San Pedro Pinula, Jalapa.
Dos mundo diferentes puede coincidir en una sola vida en tantas formas que cualquier podría volverse loco intentando calcular las probabilidades de que ocurra.
Y allí a más de cien kilómetros de la ciudad, en una época en donde los ojos claros veían con codicia nuestra verde tierra sedienta de libertad. En aquel lugar en donde los caminos eran muy largos y polvorientos, rodeados de personas temerosas que pelean por su porción de tierra. Un lugar perdido entre las montañas y volcanes de oriente en una tierra entre valles donde las mismas estrellas que se pueden ver ahora, se veían hace unos cincuenta años. Allí, proveniente de una familia pobre en extremo, la mayor de cuatro hijas de un padre alcohólico y mujeriego y una mujer fuerte y amargada por la vida violenta que le proporcionaba su marido. Creció en las condiciones menos favorables para una niña de su edad, con violencia y maltrato, pero con un carácter y fortaleza dignos de cualquier conquistador de montañas.

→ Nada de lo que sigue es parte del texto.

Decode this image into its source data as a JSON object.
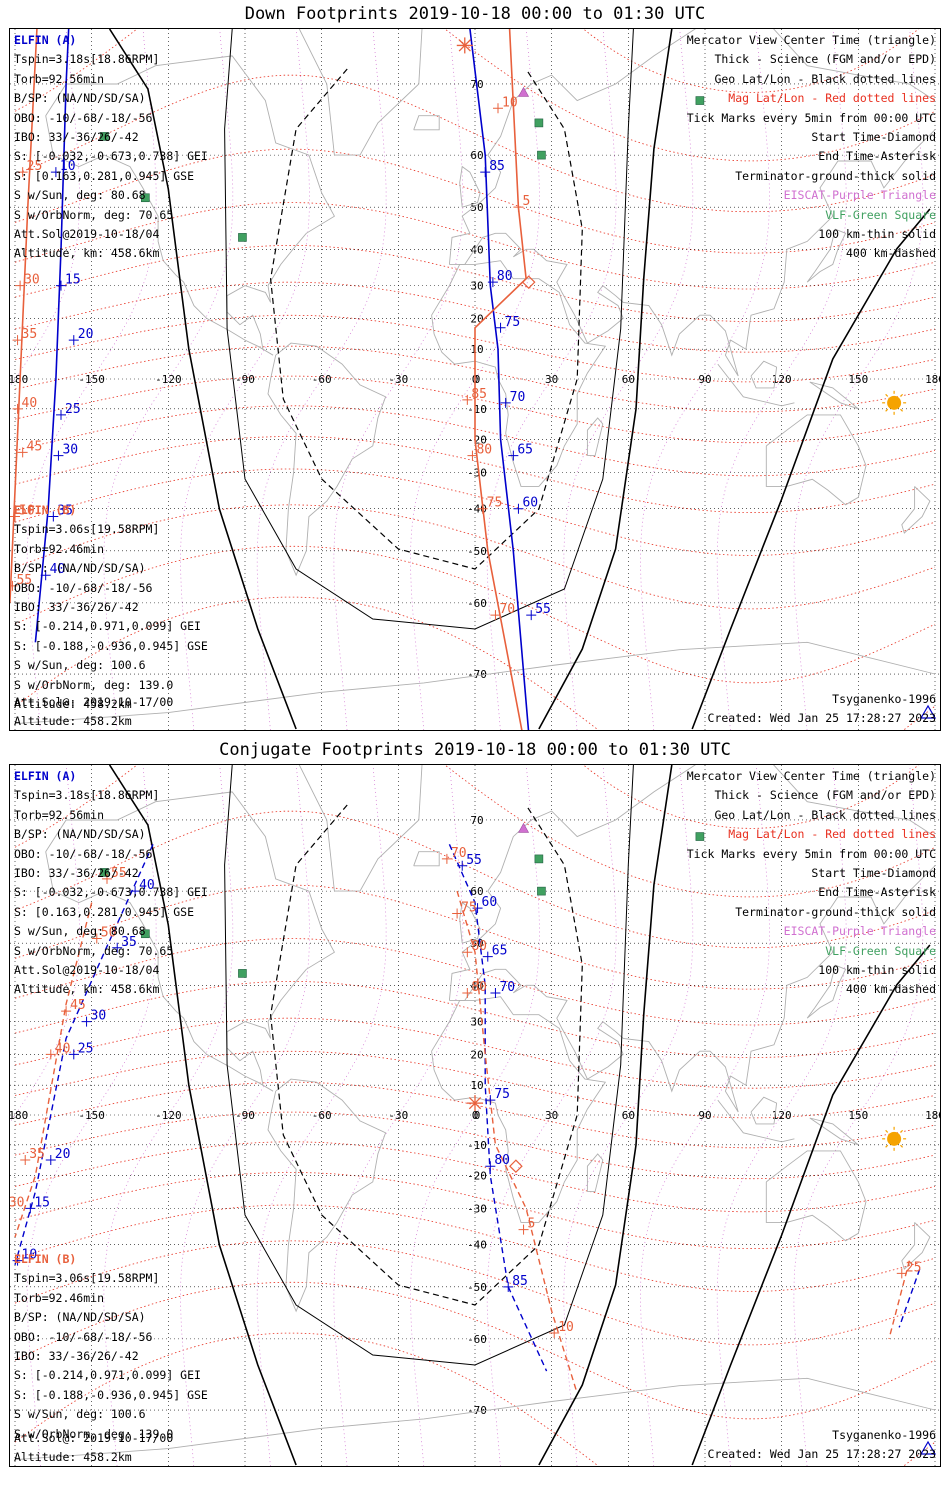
{
  "panels": [
    {
      "id": "down",
      "title": "Down Footprints 2019-10-18 00:00 to 01:30 UTC",
      "elfin_a": {
        "name": "ELFIN (A)",
        "lines": [
          "Tspin=3.18s[18.86RPM]",
          "Torb=92.56min",
          "B/SP: (NA/ND/SD/SA)",
          "OBO: -10/-68/-18/-56",
          "IBO: 33/-36/26/-42",
          "S: [-0.032,-0.673,0.738] GEI",
          "S: [0.163,0.281,0.945] GSE",
          "S w/Sun, deg: 80.68",
          "S w/OrbNorm, deg: 70.65",
          "Att.Sol@2019-10-18/04",
          "Altitude, km: 458.6km"
        ]
      },
      "elfin_b": {
        "name": "ELFIN (B)",
        "lines": [
          "Tspin=3.06s[19.58RPM]",
          "Torb=92.46min",
          "B/SP: (NA/ND/SD/SA)",
          "OBO: -10/-68/-18/-56",
          "IBO: 33/-36/26/-42",
          "S: [-0.214,0.971,0.099] GEI",
          "S: [-0.188,-0.936,0.945] GSE",
          "S w/Sun, deg: 100.6",
          "S w/OrbNorm, deg: 139.0",
          "Att.Sol@: 2019-10-17/00",
          "Altitude: 458.2km"
        ]
      },
      "track_a_labels": [
        {
          "t": "5",
          "lon": -163,
          "lat": 80
        },
        {
          "t": "10",
          "lon": -164,
          "lat": 57
        },
        {
          "t": "15",
          "lon": -162,
          "lat": 30
        },
        {
          "t": "20",
          "lon": -157,
          "lat": 13
        },
        {
          "t": "25",
          "lon": -162,
          "lat": -12
        },
        {
          "t": "30",
          "lon": -163,
          "lat": -25
        },
        {
          "t": "35",
          "lon": -165,
          "lat": -42
        },
        {
          "t": "40",
          "lon": -168,
          "lat": -55
        },
        {
          "t": "85",
          "lon": 4,
          "lat": 57
        },
        {
          "t": "80",
          "lon": 7,
          "lat": 31
        },
        {
          "t": "75",
          "lon": 10,
          "lat": 17
        },
        {
          "t": "70",
          "lon": 12,
          "lat": -8
        },
        {
          "t": "65",
          "lon": 15,
          "lat": -25
        },
        {
          "t": "60",
          "lon": 17,
          "lat": -40
        },
        {
          "t": "55",
          "lon": 22,
          "lat": -62
        }
      ],
      "track_b_labels": [
        {
          "t": "20",
          "lon": -173,
          "lat": 80
        },
        {
          "t": "25",
          "lon": -177,
          "lat": 57
        },
        {
          "t": "30",
          "lon": -178,
          "lat": 30
        },
        {
          "t": "35",
          "lon": -179,
          "lat": 13
        },
        {
          "t": "40",
          "lon": -179,
          "lat": -10
        },
        {
          "t": "45",
          "lon": -177,
          "lat": -24
        },
        {
          "t": "50",
          "lon": -180,
          "lat": -42
        },
        {
          "t": "55",
          "lon": -181,
          "lat": -57
        },
        {
          "t": "10",
          "lon": 9,
          "lat": 67
        },
        {
          "t": "5",
          "lon": 17,
          "lat": 50
        },
        {
          "t": "85",
          "lon": -3,
          "lat": -7
        },
        {
          "t": "80",
          "lon": -1,
          "lat": -25
        },
        {
          "t": "75",
          "lon": 3,
          "lat": -40
        },
        {
          "t": "70",
          "lon": 8,
          "lat": -62
        }
      ],
      "footer_left": "Att.Sol@: 2019-10-17/00",
      "footer_right_model": "Tsyganenko-1996",
      "footer_right_created": "Created: Wed Jan 25 17:28:27 2023"
    },
    {
      "id": "conj",
      "title": "Conjugate Footprints 2019-10-18 00:00 to 01:30 UTC",
      "elfin_a": {
        "name": "ELFIN (A)",
        "lines": [
          "Tspin=3.18s[18.86RPM]",
          "Torb=92.56min",
          "B/SP: (NA/ND/SD/SA)",
          "OBO: -10/-68/-18/-56",
          "IBO: 33/-36/26/-42",
          "S: [-0.032,-0.673,0.738] GEI",
          "S: [0.163,0.281,0.945] GSE",
          "S w/Sun, deg: 80.68",
          "S w/OrbNorm, deg: 70.65",
          "Att.Sol@2019-10-18/04",
          "Altitude, km: 458.6km"
        ]
      },
      "elfin_b": {
        "name": "ELFIN (B)",
        "lines": [
          "Tspin=3.06s[19.58RPM]",
          "Torb=92.46min",
          "B/SP: (NA/ND/SD/SA)",
          "OBO: -10/-68/-18/-56",
          "IBO: 33/-36/26/-42",
          "S: [-0.214,0.971,0.099] GEI",
          "S: [-0.188,-0.936,0.945] GSE",
          "S w/Sun, deg: 100.6",
          "S w/OrbNorm, deg: 139.0",
          "Att.Sol@: 2019-10-17/00",
          "Altitude: 458.2km"
        ]
      },
      "track_a_labels": [
        {
          "t": "40",
          "lon": -133,
          "lat": 60
        },
        {
          "t": "35",
          "lon": -140,
          "lat": 49
        },
        {
          "t": "30",
          "lon": -152,
          "lat": 30
        },
        {
          "t": "25",
          "lon": -157,
          "lat": 20
        },
        {
          "t": "20",
          "lon": -166,
          "lat": -15
        },
        {
          "t": "15",
          "lon": -174,
          "lat": -30
        },
        {
          "t": "10",
          "lon": -179,
          "lat": -44
        },
        {
          "t": "55",
          "lon": -5,
          "lat": 64
        },
        {
          "t": "60",
          "lon": 1,
          "lat": 57
        },
        {
          "t": "65",
          "lon": 5,
          "lat": 47
        },
        {
          "t": "70",
          "lon": 8,
          "lat": 38
        },
        {
          "t": "75",
          "lon": 6,
          "lat": 5
        },
        {
          "t": "80",
          "lon": 6,
          "lat": -17
        },
        {
          "t": "85",
          "lon": 13,
          "lat": -50
        }
      ],
      "track_b_labels": [
        {
          "t": "55",
          "lon": -144,
          "lat": 62
        },
        {
          "t": "50",
          "lon": -148,
          "lat": 51
        },
        {
          "t": "45",
          "lon": -160,
          "lat": 33
        },
        {
          "t": "40",
          "lon": -166,
          "lat": 20
        },
        {
          "t": "35",
          "lon": -176,
          "lat": -15
        },
        {
          "t": "30",
          "lon": -184,
          "lat": -30
        },
        {
          "t": "70",
          "lon": -11,
          "lat": 65
        },
        {
          "t": "75",
          "lon": -7,
          "lat": 56
        },
        {
          "t": "80",
          "lon": -3,
          "lat": 48
        },
        {
          "t": "80",
          "lon": -3,
          "lat": 38
        },
        {
          "t": "5",
          "lon": 19,
          "lat": -36
        },
        {
          "t": "10",
          "lon": 31,
          "lat": -59
        },
        {
          "t": "25",
          "lon": 167,
          "lat": -47
        }
      ],
      "footer_left": "Att.Sol@: 2019-10-17/00",
      "footer_right_model": "Tsyganenko-1996",
      "footer_right_created": "Created: Wed Jan 25 17:28:27 2023"
    }
  ],
  "legend": {
    "center": "Mercator View Center Time (triangle)",
    "thick": "Thick - Science (FGM and/or EPD)",
    "geo": "Geo Lat/Lon - Black dotted lines",
    "mag": "Mag Lat/Lon - Red dotted lines",
    "ticks": "Tick Marks every 5min from 00:00 UTC",
    "start": "Start Time-Diamond",
    "end": "End Time-Asterisk",
    "terminator": "Terminator-ground-thick solid",
    "eiscat": "EISCAT-Purple Triangle",
    "vlf": "VLF-Green Square",
    "km100": "100 km-thin solid",
    "km400": "400 km-dashed"
  },
  "axes": {
    "lon_ticks": [
      "-180",
      "-150",
      "-120",
      "-90",
      "-60",
      "-30",
      "0",
      "30",
      "60",
      "90",
      "120",
      "150",
      "180"
    ],
    "lon_values": [
      -180,
      -150,
      -120,
      -90,
      -60,
      -30,
      0,
      30,
      60,
      90,
      120,
      150,
      180
    ],
    "lat_ticks": [
      "70",
      "60",
      "50",
      "40",
      "30",
      "20",
      "10",
      "0",
      "-10",
      "-20",
      "-30",
      "-40",
      "-50",
      "-60",
      "-70"
    ],
    "lat_values": [
      70,
      60,
      50,
      40,
      30,
      20,
      10,
      0,
      -10,
      -20,
      -30,
      -40,
      -50,
      -60,
      -70
    ]
  },
  "colors": {
    "elfin_a": "#0000cc",
    "elfin_b": "#e8603c",
    "mag_grid": "#e83020",
    "geo_grid": "#000000",
    "eiscat": "#d070d0",
    "vlf": "#40a060",
    "sun": "#f5a300",
    "coast": "#b0b0b0"
  },
  "icons": [
    "sun-icon",
    "eiscat-triangle-icon",
    "vlf-square-icon",
    "start-diamond-icon",
    "end-asterisk-icon",
    "center-triangle-icon"
  ]
}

Muchos kilómetros a la distancia, a orillas de un río cristalino y abundante, en un casa de madera teñida por el humo proveniente del poyo fuego. En el terreno alto hortalizas y árboles, a la ribera peces y ranas. Lluvia y crecidas, juegos y aventuras, guerra y soledad. Casi en la misma época en que los gringos decidieron que el presidente no les convenía. Creció. El menor de cinco hijos. Con una infancia y adolescencia trabajada y con una juventud llena de soledad y alcohol. Llanto y dolor fueron casi al final de su vida sus acompañantes.

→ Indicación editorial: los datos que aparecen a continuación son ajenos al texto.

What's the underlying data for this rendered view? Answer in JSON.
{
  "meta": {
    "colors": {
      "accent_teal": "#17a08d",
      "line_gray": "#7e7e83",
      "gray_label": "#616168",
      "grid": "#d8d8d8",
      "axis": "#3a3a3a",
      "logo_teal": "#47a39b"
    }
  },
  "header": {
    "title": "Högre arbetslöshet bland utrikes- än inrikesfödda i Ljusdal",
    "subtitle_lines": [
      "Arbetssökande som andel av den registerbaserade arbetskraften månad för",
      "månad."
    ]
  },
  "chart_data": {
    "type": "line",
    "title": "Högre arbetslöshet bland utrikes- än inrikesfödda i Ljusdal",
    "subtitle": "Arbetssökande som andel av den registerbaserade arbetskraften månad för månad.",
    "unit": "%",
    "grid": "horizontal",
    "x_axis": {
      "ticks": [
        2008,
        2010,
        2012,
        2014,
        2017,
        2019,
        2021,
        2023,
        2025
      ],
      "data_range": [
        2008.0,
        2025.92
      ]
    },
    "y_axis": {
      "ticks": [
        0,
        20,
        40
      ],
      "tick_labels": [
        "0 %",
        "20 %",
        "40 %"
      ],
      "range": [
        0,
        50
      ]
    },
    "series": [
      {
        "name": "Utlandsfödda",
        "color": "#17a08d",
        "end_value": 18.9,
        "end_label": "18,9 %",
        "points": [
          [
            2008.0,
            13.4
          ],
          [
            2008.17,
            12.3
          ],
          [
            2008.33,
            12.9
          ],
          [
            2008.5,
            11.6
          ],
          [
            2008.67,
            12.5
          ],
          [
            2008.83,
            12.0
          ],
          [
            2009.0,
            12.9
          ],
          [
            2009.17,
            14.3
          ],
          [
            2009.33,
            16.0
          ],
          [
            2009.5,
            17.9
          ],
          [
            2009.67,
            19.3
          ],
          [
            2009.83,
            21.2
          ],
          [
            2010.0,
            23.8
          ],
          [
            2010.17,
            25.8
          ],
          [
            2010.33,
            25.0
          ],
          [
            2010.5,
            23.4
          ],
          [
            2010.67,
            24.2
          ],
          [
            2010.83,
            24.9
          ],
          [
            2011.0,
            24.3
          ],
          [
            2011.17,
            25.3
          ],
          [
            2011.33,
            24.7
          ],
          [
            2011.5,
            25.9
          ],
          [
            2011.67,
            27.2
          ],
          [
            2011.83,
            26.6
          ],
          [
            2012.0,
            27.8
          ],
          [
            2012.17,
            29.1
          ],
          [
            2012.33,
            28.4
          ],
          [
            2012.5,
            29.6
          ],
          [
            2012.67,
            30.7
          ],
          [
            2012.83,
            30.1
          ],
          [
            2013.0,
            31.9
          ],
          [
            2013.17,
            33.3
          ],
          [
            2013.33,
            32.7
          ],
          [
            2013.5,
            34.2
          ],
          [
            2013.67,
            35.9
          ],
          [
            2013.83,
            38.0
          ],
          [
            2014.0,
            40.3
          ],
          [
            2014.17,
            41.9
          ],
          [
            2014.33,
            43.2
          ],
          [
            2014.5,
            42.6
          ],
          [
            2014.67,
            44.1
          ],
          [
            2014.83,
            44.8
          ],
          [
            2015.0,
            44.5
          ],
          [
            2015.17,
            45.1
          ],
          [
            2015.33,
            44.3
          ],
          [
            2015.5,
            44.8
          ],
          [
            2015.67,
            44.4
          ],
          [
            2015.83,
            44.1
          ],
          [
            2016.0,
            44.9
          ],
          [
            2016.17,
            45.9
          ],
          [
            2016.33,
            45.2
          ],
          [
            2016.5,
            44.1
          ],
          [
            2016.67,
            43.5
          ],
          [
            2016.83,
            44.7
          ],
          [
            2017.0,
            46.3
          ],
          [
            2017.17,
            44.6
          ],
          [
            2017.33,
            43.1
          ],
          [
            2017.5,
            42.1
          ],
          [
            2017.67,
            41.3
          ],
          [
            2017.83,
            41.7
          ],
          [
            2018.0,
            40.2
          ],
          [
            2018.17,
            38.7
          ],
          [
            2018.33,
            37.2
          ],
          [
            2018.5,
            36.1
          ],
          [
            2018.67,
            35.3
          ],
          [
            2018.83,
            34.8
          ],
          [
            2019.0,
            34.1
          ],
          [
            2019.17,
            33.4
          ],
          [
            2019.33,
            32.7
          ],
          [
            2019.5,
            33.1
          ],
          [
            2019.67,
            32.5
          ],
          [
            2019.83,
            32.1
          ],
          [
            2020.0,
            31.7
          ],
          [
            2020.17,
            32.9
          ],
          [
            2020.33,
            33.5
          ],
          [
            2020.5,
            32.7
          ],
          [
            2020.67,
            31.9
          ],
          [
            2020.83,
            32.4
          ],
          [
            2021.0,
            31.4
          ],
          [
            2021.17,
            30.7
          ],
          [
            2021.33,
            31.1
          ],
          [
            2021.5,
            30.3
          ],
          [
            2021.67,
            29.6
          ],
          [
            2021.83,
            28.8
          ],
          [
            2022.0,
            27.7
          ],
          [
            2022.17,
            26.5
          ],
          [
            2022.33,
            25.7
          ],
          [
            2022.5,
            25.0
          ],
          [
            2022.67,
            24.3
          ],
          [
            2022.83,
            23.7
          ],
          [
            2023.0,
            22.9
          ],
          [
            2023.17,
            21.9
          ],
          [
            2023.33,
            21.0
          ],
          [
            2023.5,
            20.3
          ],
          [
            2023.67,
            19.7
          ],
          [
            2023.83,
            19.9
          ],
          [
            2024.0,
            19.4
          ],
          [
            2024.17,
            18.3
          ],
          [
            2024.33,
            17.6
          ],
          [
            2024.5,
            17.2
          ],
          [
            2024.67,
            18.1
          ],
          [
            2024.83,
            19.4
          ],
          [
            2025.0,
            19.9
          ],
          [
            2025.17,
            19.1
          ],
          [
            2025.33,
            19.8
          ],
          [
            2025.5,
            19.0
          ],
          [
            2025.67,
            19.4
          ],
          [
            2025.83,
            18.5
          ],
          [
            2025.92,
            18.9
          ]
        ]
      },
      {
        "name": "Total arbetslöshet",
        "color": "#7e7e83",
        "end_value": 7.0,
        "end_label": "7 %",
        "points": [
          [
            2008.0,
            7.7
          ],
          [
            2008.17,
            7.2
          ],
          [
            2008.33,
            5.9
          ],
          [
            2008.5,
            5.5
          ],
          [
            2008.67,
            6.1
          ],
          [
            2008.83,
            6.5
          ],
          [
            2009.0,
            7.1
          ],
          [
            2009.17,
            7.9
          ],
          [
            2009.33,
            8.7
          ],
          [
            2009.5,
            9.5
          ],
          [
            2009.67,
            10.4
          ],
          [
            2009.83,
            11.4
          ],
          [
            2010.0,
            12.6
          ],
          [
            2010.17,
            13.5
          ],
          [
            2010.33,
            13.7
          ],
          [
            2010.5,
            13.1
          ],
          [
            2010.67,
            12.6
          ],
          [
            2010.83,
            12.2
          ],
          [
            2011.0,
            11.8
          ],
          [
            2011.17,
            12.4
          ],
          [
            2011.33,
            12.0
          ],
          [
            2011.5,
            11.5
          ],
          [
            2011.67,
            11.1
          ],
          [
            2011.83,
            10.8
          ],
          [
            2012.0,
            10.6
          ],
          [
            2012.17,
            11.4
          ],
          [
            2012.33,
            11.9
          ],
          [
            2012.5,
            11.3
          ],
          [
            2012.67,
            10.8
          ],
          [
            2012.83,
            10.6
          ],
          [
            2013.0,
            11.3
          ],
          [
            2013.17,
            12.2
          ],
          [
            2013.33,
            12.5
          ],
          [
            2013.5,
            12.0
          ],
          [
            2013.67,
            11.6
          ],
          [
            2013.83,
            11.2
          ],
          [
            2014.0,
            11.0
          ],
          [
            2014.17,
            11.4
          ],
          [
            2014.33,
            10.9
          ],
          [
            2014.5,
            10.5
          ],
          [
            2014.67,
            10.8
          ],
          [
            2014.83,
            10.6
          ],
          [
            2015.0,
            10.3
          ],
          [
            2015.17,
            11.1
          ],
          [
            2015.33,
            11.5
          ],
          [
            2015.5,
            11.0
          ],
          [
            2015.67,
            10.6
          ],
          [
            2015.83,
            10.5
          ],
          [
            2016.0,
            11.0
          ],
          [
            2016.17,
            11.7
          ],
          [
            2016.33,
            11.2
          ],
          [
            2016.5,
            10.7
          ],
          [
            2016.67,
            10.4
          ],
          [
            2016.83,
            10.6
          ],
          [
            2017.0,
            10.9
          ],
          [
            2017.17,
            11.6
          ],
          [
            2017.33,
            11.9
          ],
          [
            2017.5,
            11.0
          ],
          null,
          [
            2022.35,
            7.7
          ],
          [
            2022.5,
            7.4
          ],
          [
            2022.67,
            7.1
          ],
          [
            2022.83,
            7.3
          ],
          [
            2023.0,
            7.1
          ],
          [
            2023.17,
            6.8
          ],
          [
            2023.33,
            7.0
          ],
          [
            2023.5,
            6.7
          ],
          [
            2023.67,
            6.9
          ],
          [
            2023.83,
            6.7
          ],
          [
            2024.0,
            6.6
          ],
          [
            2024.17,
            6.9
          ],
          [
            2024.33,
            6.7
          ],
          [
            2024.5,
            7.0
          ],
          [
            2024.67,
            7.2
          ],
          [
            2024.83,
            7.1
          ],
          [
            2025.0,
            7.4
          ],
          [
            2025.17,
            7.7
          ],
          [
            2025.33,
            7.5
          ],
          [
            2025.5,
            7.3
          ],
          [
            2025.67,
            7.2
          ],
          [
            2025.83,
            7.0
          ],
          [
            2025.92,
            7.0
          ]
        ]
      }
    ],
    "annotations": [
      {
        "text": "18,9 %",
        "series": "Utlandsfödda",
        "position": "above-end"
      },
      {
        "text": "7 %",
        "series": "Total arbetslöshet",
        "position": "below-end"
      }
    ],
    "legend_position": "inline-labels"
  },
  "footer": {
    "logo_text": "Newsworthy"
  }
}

¿Quien habría imaginado que dos vidas tan separadas y tan diferentes fueran a encontrarse en la misma choza de madera y lámina a la orilla de un río a quince kilómetros de la ciudad?
Ella, era Elizabeth. Con cariño Betty. El era Catarino. Ahora Catalino.
Se conocieron en el verano de 1981 en un pequeña iglesia evangélica a la orilla del río Villa Lobos al salir por el sur de la ciudad. Ese año se casaron. Cinco años más tarde nacía David.